Percebi um quê de ironia que me incomodou um pouco.
- Bom, eu costumava dizer isso, mas agora parece que surgiu algum outro desconforto... De qualquer modo isso não está errado, né - ou o senhor acha que está, monge Josefus?
- Ou sou monge ou sou "senhor", não dá pra ser os dois ao mesmo tempo...
- Tá bom, desculpe. Mas enfim, o que foi que o senh... que você quis insinuar?
- Que não vejo sentido em o cristianismo reclamar de lhe usurparem uma festa que nunca foi dele. Que ele mesmo tentou usurpar.

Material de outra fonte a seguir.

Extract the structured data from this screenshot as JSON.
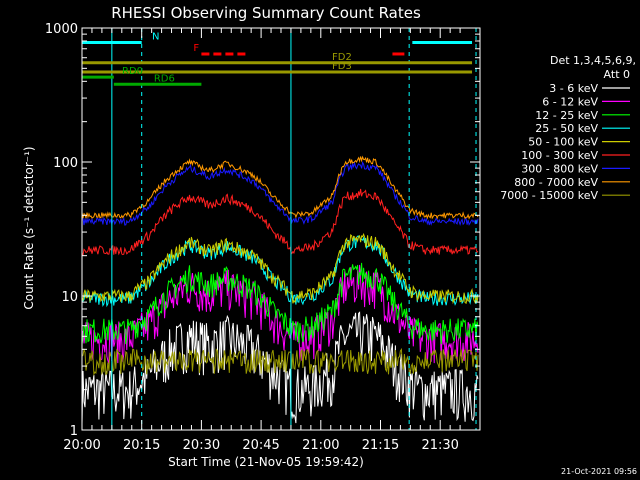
{
  "chart_data": {
    "type": "line",
    "title": "RHESSI Observing Summary Count Rates",
    "ylabel": "Count Rate (s⁻¹ detector⁻¹)",
    "xlabel": "Start Time (21-Nov-05 19:59:42)",
    "yscale": "log",
    "ylim": [
      1,
      1000
    ],
    "xlim": [
      0,
      100
    ],
    "x_ticks": [
      {
        "t": 0,
        "label": "20:00"
      },
      {
        "t": 15,
        "label": "20:15"
      },
      {
        "t": 30,
        "label": "20:30"
      },
      {
        "t": 45,
        "label": "20:45"
      },
      {
        "t": 60,
        "label": "21:00"
      },
      {
        "t": 75,
        "label": "21:15"
      },
      {
        "t": 90,
        "label": "21:30"
      }
    ],
    "y_ticks": [
      {
        "v": 1,
        "label": "1"
      },
      {
        "v": 10,
        "label": "10"
      },
      {
        "v": 100,
        "label": "100"
      },
      {
        "v": 1000,
        "label": "1000"
      }
    ],
    "legend_header": [
      "Det 1,3,4,5,6,9,",
      "Att 0"
    ],
    "legend_position": "right",
    "timestamp": "21-Oct-2021 09:56",
    "background": "#000000",
    "series": [
      {
        "name": "3 - 6 keV",
        "color": "#ffffff"
      },
      {
        "name": "6 - 12 keV",
        "color": "#ff00ff"
      },
      {
        "name": "12 - 25 keV",
        "color": "#00ff00"
      },
      {
        "name": "25 - 50 keV",
        "color": "#00ffff"
      },
      {
        "name": "50 - 100 keV",
        "color": "#cccc00"
      },
      {
        "name": "100 - 300 keV",
        "color": "#ff2020"
      },
      {
        "name": "300 - 800 keV",
        "color": "#1a1aff"
      },
      {
        "name": "800 - 7000 keV",
        "color": "#ff9900"
      },
      {
        "name": "7000 - 15000 keV",
        "color": "#999900"
      }
    ],
    "background_level": {
      "t": [
        0,
        12,
        17,
        22,
        27,
        32,
        36.4,
        43,
        48,
        53,
        58,
        63,
        66,
        70,
        74,
        78,
        82.2,
        86,
        90,
        95
      ],
      "v": [
        40,
        40,
        52,
        78,
        100,
        86,
        98,
        80,
        55,
        40,
        42,
        56,
        100,
        106,
        100,
        66,
        44,
        40,
        40,
        40
      ]
    },
    "indicator_bars": [
      {
        "label": "N",
        "color": "#00ffff",
        "start": 0,
        "end": 15,
        "value": 780
      },
      {
        "label": "",
        "color": "#00ffff",
        "start": 83,
        "end": 98,
        "value": 780
      },
      {
        "label": "F",
        "color": "#ff0000",
        "start": 30,
        "end": 42,
        "value": 640,
        "dashed": true
      },
      {
        "label": "",
        "color": "#ff0000",
        "start": 78,
        "end": 81,
        "value": 640
      },
      {
        "label": "FD2",
        "color": "#999900",
        "start": 0,
        "end": 98,
        "value": 550
      },
      {
        "label": "FD3",
        "color": "#999900",
        "start": 0,
        "end": 98,
        "value": 470
      },
      {
        "label": "RD0",
        "color": "#00aa00",
        "start": 0,
        "end": 8,
        "value": 430
      },
      {
        "label": "RD6",
        "color": "#00aa00",
        "start": 8,
        "end": 30,
        "value": 380
      }
    ],
    "vertical_markers": {
      "solid": [
        7.5,
        52.5
      ],
      "dashed": [
        15,
        82.2,
        99
      ]
    }
  }
}
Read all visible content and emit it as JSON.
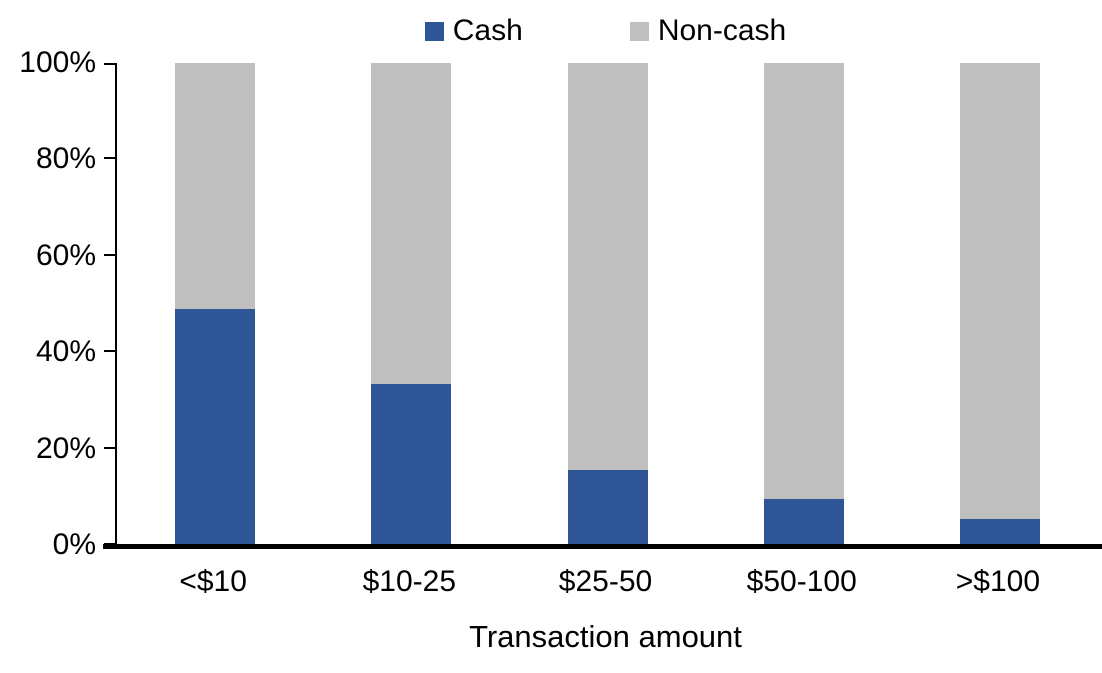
{
  "chart_data": {
    "type": "bar",
    "stacked": true,
    "orientation": "vertical",
    "title": "",
    "xlabel": "Transaction amount",
    "ylabel": "",
    "categories": [
      "<$10",
      "$10-25",
      "$25-50",
      "$50-100",
      ">$100"
    ],
    "series": [
      {
        "name": "Cash",
        "color": "#2E5596",
        "values": [
          49,
          33.5,
          15.5,
          9.5,
          5.5
        ]
      },
      {
        "name": "Non-cash",
        "color": "#BFBFBF",
        "values": [
          51,
          66.5,
          84.5,
          90.5,
          94.5
        ]
      }
    ],
    "ylim": [
      0,
      100
    ],
    "ytick_labels": [
      "0%",
      "20%",
      "40%",
      "60%",
      "80%",
      "100%"
    ],
    "grid": false,
    "legend_position": "top-center",
    "axis_color": "#000000",
    "text_color": "#000000",
    "background_color": "#FFFFFF"
  }
}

- Usurpar soa pesado, não acha?
- Não reconhecer o peso das coisas pesadas nunca levou a nada de bom. A palavra não deveria ser usada pra desconversa, pra falsear. É usada quase exclusivamente pra isso mas não deveria... Enfim, você tem noções razoáveis de história e de antropologia, não?
- É, um pouco...
- Mas com certeza sabe que as festas de mudança de estação já existiam milhares de anos antes do cristianismo, talvez dezenas de milhares. Pausas pra tomar fôlego entre as atividades diferentes que as diferentes estações exigiam. Comemorar desfrutando do que se conseguiu produzir com tanto esforço, dar uns dias de férias ao esforço e à seriedade - até mesmo para a capacidade de esforço e seriedade se refazerem, pois já se sabia que novos trancos sempre vêm: mesmo quando a humanidade não tinha inventado necessidades artificiais, a natureza se encarregava de nunca nos deixar na pura moleza...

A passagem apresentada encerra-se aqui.